True MOOCs that make almost no use of faculty labor will be very cheap to deliver, but one can easily imagine that they will be plagued by an attrition rate at least as high as what we see in today’s for-profit colleges. Blended online courses that stream lectures while also making use of face-to-face teaching assistants might have a success rate closer to land grant public institutions, where interaction with senior faculty is limited but there is a human support system for students. It should go without saying that the latter are going to be much more expensive than the former.

One way of thinking about higher education, and education more broadly, is that once you get past the students who are the most prepared and most eager to learn, you have to apply increasing amounts of both help and hassle.
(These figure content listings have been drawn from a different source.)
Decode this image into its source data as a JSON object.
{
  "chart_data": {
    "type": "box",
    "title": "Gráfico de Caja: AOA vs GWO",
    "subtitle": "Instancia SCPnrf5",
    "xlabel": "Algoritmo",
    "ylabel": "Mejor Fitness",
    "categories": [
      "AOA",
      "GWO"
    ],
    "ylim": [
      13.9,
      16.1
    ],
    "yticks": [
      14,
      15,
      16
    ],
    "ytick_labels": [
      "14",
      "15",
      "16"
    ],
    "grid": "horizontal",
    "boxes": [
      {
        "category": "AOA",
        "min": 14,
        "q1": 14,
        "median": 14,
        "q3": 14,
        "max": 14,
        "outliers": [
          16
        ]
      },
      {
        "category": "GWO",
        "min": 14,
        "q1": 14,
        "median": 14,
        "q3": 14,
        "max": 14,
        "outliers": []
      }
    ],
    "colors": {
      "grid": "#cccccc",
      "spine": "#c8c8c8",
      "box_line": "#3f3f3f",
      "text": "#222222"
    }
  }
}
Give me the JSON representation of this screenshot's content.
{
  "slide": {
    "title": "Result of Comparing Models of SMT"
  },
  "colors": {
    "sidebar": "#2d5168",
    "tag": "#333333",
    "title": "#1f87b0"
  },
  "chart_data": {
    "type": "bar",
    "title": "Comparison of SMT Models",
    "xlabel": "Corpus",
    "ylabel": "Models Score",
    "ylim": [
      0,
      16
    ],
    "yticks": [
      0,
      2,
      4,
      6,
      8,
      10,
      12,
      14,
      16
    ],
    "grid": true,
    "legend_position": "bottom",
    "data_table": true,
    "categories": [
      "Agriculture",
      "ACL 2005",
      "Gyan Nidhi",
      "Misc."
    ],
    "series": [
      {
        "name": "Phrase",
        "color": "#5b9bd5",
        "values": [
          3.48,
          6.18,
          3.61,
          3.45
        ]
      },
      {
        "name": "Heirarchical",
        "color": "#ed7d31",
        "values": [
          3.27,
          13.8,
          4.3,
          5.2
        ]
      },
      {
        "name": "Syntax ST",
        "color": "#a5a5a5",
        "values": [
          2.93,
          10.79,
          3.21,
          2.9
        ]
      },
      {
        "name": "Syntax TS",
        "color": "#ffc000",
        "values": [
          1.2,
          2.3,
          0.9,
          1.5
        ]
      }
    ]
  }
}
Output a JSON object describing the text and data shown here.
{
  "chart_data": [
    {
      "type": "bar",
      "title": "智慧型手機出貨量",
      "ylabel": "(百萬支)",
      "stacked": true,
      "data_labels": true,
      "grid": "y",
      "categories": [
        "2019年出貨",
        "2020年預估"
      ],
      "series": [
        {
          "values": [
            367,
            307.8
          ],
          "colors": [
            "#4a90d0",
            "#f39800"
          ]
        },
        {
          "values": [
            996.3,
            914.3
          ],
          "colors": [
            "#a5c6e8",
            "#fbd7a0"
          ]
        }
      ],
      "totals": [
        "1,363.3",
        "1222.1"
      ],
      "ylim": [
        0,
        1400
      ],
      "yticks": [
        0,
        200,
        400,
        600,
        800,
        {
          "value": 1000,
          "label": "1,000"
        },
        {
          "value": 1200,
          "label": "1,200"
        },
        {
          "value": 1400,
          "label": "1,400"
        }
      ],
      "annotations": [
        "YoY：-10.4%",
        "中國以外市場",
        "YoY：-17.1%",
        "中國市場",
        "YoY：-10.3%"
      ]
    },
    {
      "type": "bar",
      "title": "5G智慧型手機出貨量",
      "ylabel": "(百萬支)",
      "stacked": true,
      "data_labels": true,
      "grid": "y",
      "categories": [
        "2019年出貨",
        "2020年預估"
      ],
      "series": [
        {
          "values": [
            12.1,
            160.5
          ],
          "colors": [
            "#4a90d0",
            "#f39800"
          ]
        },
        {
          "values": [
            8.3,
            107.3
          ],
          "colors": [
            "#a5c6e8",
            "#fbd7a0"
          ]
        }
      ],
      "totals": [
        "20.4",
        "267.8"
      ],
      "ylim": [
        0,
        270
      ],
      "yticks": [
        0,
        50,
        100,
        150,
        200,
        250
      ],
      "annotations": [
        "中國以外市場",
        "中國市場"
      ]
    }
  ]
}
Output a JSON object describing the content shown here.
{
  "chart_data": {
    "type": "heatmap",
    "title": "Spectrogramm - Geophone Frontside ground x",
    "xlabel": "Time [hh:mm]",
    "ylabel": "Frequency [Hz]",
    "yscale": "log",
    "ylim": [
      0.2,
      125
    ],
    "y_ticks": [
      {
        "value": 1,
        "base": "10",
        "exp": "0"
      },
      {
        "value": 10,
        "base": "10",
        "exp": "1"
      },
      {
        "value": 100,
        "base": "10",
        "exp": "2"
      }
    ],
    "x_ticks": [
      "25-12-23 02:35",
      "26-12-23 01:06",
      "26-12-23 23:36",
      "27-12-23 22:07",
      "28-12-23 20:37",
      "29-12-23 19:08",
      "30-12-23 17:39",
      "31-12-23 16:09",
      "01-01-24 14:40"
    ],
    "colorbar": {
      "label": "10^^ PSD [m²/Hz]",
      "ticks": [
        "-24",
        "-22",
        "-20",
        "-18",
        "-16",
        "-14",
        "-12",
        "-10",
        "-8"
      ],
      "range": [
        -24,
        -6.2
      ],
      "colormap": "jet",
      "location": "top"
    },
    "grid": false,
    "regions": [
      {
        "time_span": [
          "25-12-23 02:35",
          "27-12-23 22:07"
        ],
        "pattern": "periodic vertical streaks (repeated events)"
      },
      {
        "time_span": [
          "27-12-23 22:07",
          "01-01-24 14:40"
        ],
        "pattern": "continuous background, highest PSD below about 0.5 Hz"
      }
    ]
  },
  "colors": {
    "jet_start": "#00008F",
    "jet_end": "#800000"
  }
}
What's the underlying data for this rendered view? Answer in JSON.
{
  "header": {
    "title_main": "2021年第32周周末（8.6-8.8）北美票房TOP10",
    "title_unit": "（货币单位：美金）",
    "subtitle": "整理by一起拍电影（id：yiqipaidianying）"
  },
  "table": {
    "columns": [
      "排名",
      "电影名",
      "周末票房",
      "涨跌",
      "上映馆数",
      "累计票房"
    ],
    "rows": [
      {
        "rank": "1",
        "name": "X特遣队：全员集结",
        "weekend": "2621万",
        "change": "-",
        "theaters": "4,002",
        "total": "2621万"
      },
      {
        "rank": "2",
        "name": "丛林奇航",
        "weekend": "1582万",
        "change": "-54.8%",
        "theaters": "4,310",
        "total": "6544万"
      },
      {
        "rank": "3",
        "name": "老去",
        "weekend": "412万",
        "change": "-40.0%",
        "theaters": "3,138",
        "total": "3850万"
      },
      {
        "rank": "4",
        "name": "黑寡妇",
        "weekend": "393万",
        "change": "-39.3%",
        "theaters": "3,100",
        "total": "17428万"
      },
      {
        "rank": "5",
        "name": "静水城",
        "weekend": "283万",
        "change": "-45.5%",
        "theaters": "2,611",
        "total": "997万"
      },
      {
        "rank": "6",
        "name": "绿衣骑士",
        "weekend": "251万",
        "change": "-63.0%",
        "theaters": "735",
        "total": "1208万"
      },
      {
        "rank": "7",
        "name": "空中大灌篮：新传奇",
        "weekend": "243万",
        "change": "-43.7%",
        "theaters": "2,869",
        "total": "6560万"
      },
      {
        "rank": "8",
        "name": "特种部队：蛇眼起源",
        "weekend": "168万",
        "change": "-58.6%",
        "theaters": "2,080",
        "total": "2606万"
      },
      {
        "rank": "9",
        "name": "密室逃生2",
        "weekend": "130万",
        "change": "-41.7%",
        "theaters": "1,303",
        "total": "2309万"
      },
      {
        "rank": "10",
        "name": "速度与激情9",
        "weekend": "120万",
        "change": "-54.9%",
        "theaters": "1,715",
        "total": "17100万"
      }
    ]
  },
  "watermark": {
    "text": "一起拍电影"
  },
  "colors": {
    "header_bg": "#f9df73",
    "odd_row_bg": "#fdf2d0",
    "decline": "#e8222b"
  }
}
That is, you need to offer personal attention and tutoring as well as discipline and structure, all of which are labor-intensive in the extreme.

And it’s for this reason that noting the cost-cutting (of things other than their own salaries) of administrators is relevant beyond the self-interest of tenure-track faculty members. That MOOCs are being highly touted by some administrators when as of now there’s no good reason even in theory to believe that they can deliver quality education to most students, what does that tell you? Shouldn’t that raise red flags, particularly in a context in which wages for most people but not those in the positions of greatest power, are stagnating?